Question asked by Tim McNerney on Aug 4, 2016
Latest reply on Aug 9, 2016 by Joseph Dunfee

I'm a professional software engineer, "maker," and part-time educator.  Every one of my MechE colleagues rave about SolidWorks, so I've been eager to jump on the SolidWorks bandwagon for years, and now I want to encourage my college-bound son to do the same.

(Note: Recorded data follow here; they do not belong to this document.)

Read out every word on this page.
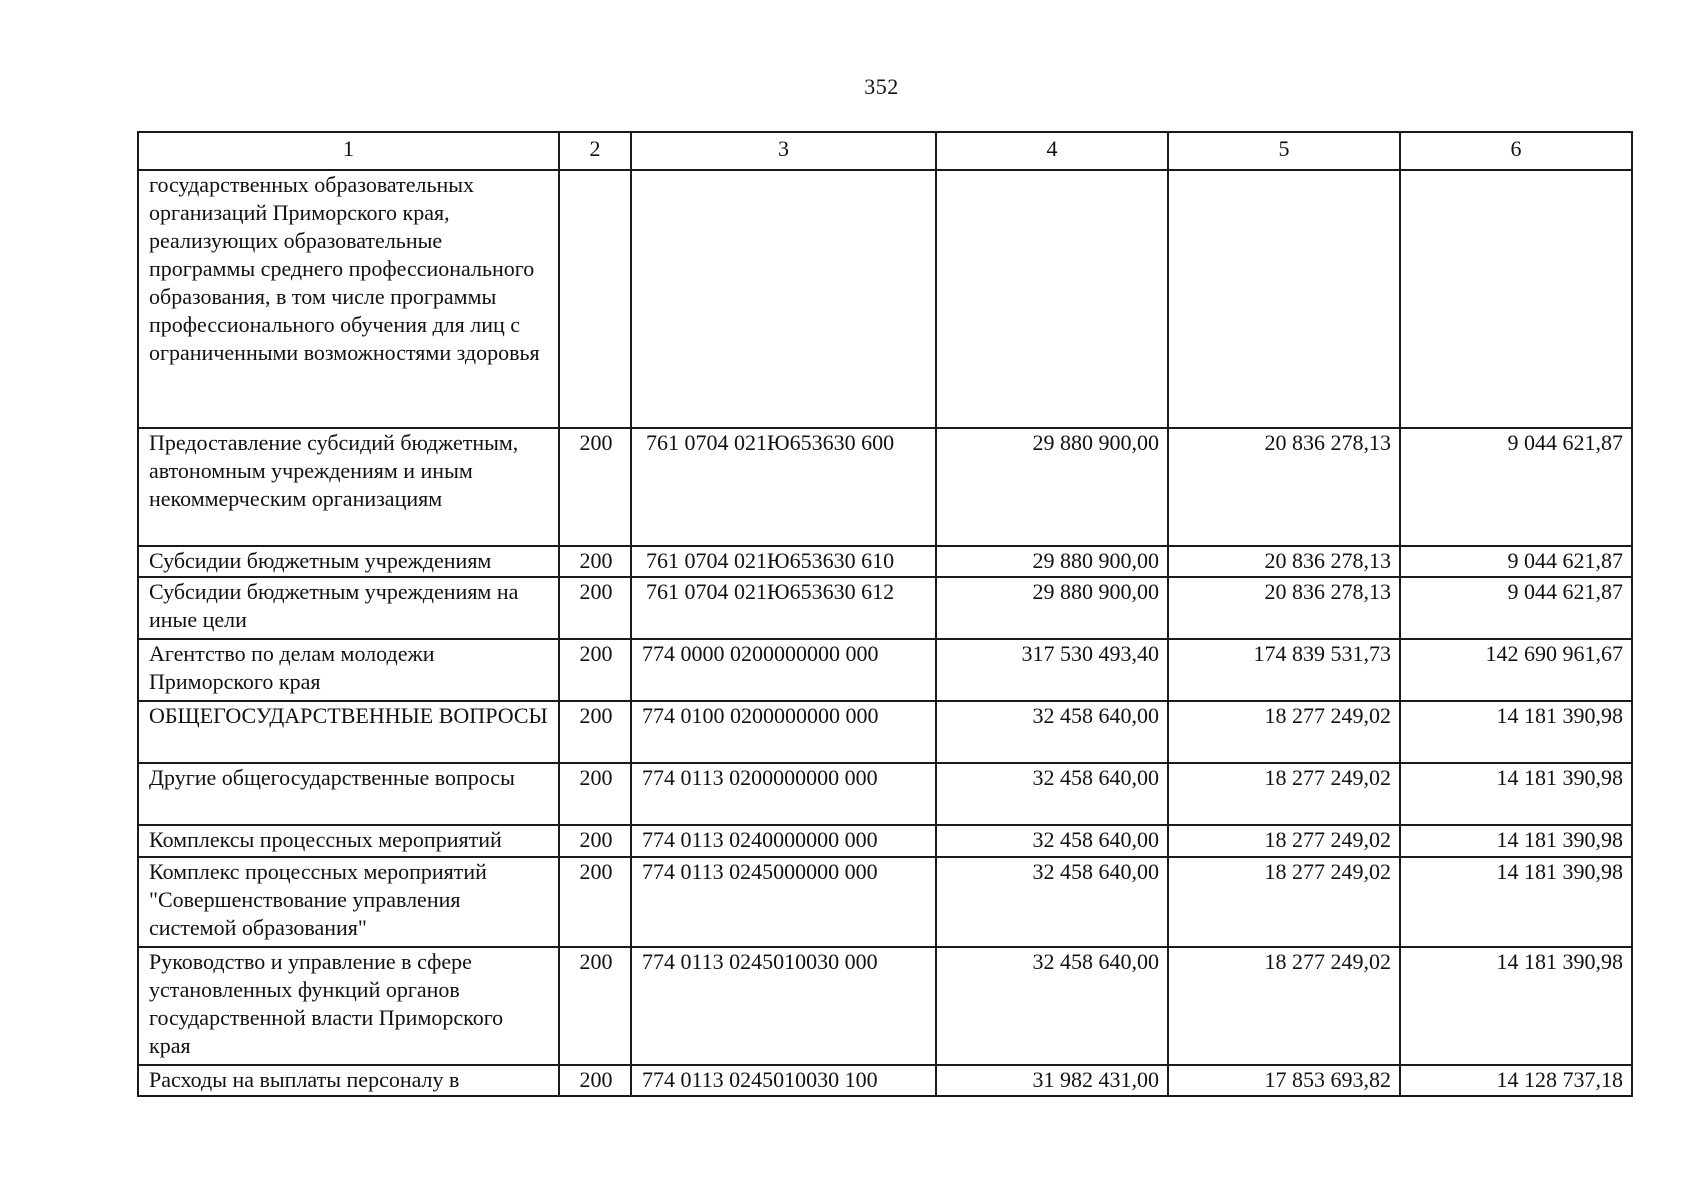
352
1	2	3	4	5	6
государственных образовательных организаций Приморского края, реализующих образовательные программы среднего профессионального образования, в том числе программы профессионального обучения для лиц с ограниченными возможностями здоровья					
Предоставление субсидий бюджетным, автономным учреждениям и иным некоммерческим организациям	200	761 0704 021Ю653630 600	29 880 900,00	20 836 278,13	9 044 621,87
Субсидии бюджетным учреждениям	200	761 0704 021Ю653630 610	29 880 900,00	20 836 278,13	9 044 621,87
Субсидии бюджетным учреждениям на иные цели	200	761 0704 021Ю653630 612	29 880 900,00	20 836 278,13	9 044 621,87
Агентство по делам молодежи Приморского края	200	774 0000 0200000000 000	317 530 493,40	174 839 531,73	142 690 961,67
ОБЩЕГОСУДАРСТВЕННЫЕ ВОПРОСЫ	200	774 0100 0200000000 000	32 458 640,00	18 277 249,02	14 181 390,98
Другие общегосударственные вопросы	200	774 0113 0200000000 000	32 458 640,00	18 277 249,02	14 181 390,98
Комплексы процессных мероприятий	200	774 0113 0240000000 000	32 458 640,00	18 277 249,02	14 181 390,98
Комплекс процессных мероприятий "Совершенствование управления системой образования"	200	774 0113 0245000000 000	32 458 640,00	18 277 249,02	14 181 390,98
Руководство и управление в сфере установленных функций органов государственной власти Приморского края	200	774 0113 0245010030 000	32 458 640,00	18 277 249,02	14 181 390,98
Расходы на выплаты персоналу в	200	774 0113 0245010030 100	31 982 431,00	17 853 693,82	14 128 737,18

The problem: Even though "Intel integrated HD graphics" (4400) and even high(ish)-end discrete GPUs, like the nVidia GeoForce GT 750M (from 2013) are dramatically better than graphics cards of 10 years ago, SolidWorks never seems to certify them.  I've been following the issue for over 10 years too, so I stand by my anecdotal assessment.

This is particularly key for capturing the student market, which is where our future engineers are.  If a student can't run even a crippled version of SolidWorks, you've lost them.  Only if their school provides a "CAD lab" will you catch them.  The lone, "I bought my own PC for college" student; they're out-of-luck.

Now AutoCAD and others are specifically targeting the student and Maker market with software that runs on anything.

So I don't get it.  Can someone explain to me why awesome gaming laptops aren't also passable CAD laptops?  Where CAD=SolidWorks, of course.

Can't there be a half-way, "good enough for students" certification?  Like "you will be able to do 90%, but maybe not RealView"?

It's hard to justify shelling out even $150 for the student edition of SolidWorks when even some $2,000+ laptop aren't good enough.

Yes, I know there are lots of GPU chips to test, but this should be a corporate priority!